Vanya and Sonia and Masha and Spike and Endless Laughter!

By Jeffery Silvey

When the lights come up on the Horizon Theatre’s production of Vanya and Sonia and Masha and Spike, we first see an empty morning room that overlooks a lake. The room is adorned and accessorized with various items and tchotchkes, including books, pictures, and the Game of Life board game. The entirety of the play takes place around the stagnant board game and appropriately so. After all, that’s what this play is about: Life.

Vanya and Sonia and Masha and Spike won Christopher Durant, the playwright, the Tony Award for Best Play. He created a modern comedy by creating homage to the legendary playwright Anton Chekhov. He took plot elements from different Chekhov plays and even three of the four titular character names and blended them all into one unique and hilarious story.

The play, much like Chekhov’s Three Sisters, focuses on the lives of three siblings: brother and sister Vanya and Masha, and their adopted sister Sonia.
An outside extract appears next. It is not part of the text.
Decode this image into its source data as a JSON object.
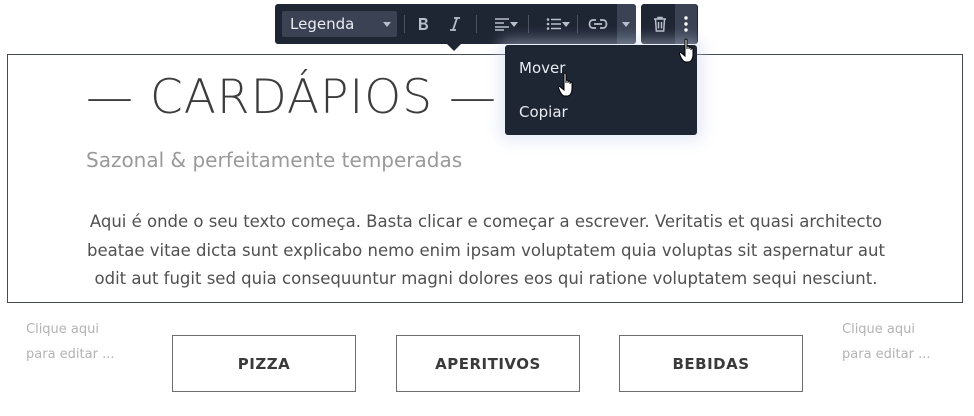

While Masha has been traveling the world as a successful actress, Vanya and Sonia have remained at their childhood home taking care of their parents. Now that they’re all approaching the middle years of their lives, it seems that no one is sure of himself or herself anymore. Once they all come together they are able to find new meaning and inspiration, not only for each other, but also for themselves.
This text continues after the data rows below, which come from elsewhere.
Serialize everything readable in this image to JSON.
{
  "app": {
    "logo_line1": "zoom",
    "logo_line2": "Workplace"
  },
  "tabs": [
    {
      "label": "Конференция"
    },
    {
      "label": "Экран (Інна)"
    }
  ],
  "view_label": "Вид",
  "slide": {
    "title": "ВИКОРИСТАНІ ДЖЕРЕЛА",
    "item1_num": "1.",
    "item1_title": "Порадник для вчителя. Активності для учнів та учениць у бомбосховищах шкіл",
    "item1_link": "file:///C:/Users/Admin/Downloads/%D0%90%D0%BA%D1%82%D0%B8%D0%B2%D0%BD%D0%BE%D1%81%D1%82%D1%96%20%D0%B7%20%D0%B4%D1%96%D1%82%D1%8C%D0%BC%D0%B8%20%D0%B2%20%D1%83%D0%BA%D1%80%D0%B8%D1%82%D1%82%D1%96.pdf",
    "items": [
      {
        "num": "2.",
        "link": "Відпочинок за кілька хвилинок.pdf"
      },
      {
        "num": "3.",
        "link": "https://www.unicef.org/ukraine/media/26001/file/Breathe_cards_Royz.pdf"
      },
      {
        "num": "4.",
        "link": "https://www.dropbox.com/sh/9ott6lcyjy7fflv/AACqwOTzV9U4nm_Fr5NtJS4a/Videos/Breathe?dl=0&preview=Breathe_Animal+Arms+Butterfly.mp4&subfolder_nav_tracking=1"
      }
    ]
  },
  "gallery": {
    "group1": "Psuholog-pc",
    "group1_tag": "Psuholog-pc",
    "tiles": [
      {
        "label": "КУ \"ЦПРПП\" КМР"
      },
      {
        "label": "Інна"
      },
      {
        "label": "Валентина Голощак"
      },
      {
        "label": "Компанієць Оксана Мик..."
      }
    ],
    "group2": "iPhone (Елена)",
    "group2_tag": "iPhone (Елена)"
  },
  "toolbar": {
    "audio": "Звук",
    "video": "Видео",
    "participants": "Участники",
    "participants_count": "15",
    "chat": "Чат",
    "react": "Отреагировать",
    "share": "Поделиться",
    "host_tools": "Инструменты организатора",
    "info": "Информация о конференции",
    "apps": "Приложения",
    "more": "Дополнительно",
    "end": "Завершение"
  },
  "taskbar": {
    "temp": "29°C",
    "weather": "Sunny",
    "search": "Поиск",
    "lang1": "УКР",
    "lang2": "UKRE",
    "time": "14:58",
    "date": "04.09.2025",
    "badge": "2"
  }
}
Tess Kincaid, an Atlanta based actress who plays the role of movie star Masha, says that the play focuses on the idea of “going home to find yourself again.” Even though Vanya and Sonia are already at their “homes,” the play reiterates that home doesn’t necessarily have to be a physical place, but it can be a place or time where people are joined together. “Once they’re all back together they have a real sense of home,” says Kincaid. While the story of these three siblings coming back together to figure out their lives is a great one, it is even better thanks to the humor of the play. “The humor is delightful,” says Kincaid, “and the fact that it is accessible to anyone whether they know Chekhov or not is great fun!”
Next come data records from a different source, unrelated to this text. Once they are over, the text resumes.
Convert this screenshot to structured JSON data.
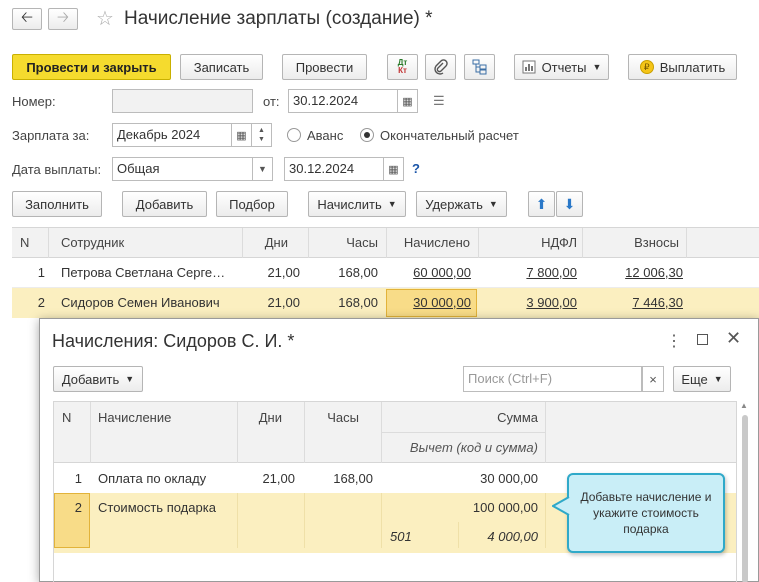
{
  "title": "Начисление зарплаты (создание) *",
  "toolbar": {
    "post_close": "Провести и закрыть",
    "save": "Записать",
    "post": "Провести",
    "dt_kt": "Дт Кт",
    "reports": "Отчеты",
    "pay": "Выплатить"
  },
  "form": {
    "number_label": "Номер:",
    "number_value": "",
    "from_label": "от:",
    "date_value": "30.12.2024",
    "salary_for_label": "Зарплата за:",
    "salary_for_value": "Декабрь 2024",
    "advance_label": "Аванс",
    "final_label": "Окончательный расчет",
    "pay_date_label": "Дата выплаты:",
    "pay_date_type": "Общая",
    "pay_date_value": "30.12.2024",
    "help": "?"
  },
  "actions": {
    "fill": "Заполнить",
    "add": "Добавить",
    "select": "Подбор",
    "accrue": "Начислить",
    "withhold": "Удержать"
  },
  "main_table": {
    "headers": [
      "N",
      "Сотрудник",
      "Дни",
      "Часы",
      "Начислено",
      "НДФЛ",
      "Взносы"
    ],
    "rows": [
      {
        "n": "1",
        "employee": "Петрова Светлана Серге…",
        "days": "21,00",
        "hours": "168,00",
        "accrued": "60 000,00",
        "ndfl": "7 800,00",
        "contrib": "12 006,30"
      },
      {
        "n": "2",
        "employee": "Сидоров Семен Иванович",
        "days": "21,00",
        "hours": "168,00",
        "accrued": "30 000,00",
        "ndfl": "3 900,00",
        "contrib": "7 446,30"
      }
    ]
  },
  "dialog": {
    "title": "Начисления: Сидоров С. И. *",
    "add": "Добавить",
    "search_placeholder": "Поиск (Ctrl+F)",
    "clear": "×",
    "more": "Еще",
    "headers": {
      "n": "N",
      "accrual": "Начисление",
      "days": "Дни",
      "hours": "Часы",
      "sum": "Сумма",
      "deduction": "Вычет (код и сумма)"
    },
    "rows": [
      {
        "n": "1",
        "accrual": "Оплата по окладу",
        "days": "21,00",
        "hours": "168,00",
        "sum": "30 000,00",
        "ded_code": "",
        "ded_sum": ""
      },
      {
        "n": "2",
        "accrual": "Стоимость подарка",
        "days": "",
        "hours": "",
        "sum": "100 000,00",
        "ded_code": "501",
        "ded_sum": "4 000,00"
      }
    ],
    "tooltip": "Добавьте начисление и укажите стоимость подарка"
  },
  "colors": {
    "accent_yellow": "#f5db2e",
    "selected_row": "#fbefc0",
    "link": "#1a55a8",
    "tooltip_bg": "#c9eef7",
    "tooltip_border": "#2fa9c9"
  }
}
That accessibility is something that the Horizon Theatre and their crew have worked on to great effect. While the set design of the play evokes architecture and accessory references to Chekhov’s work, as well as several lines of the dialogue, the play goes so much further than that. Pop culture is referenced a lot, with Snow White, Carly Rae Jepsen, Maggie Smith, iPods, and voodoo all being parts of the show. The play is written in a way to provide an inside joke to each audience member, and the way the cast members handle each joke makes you feel like you’re in on it all. Under Justin Anderson’s direction, this cast shines with each of their punchlines and their effortless and entertaining humor.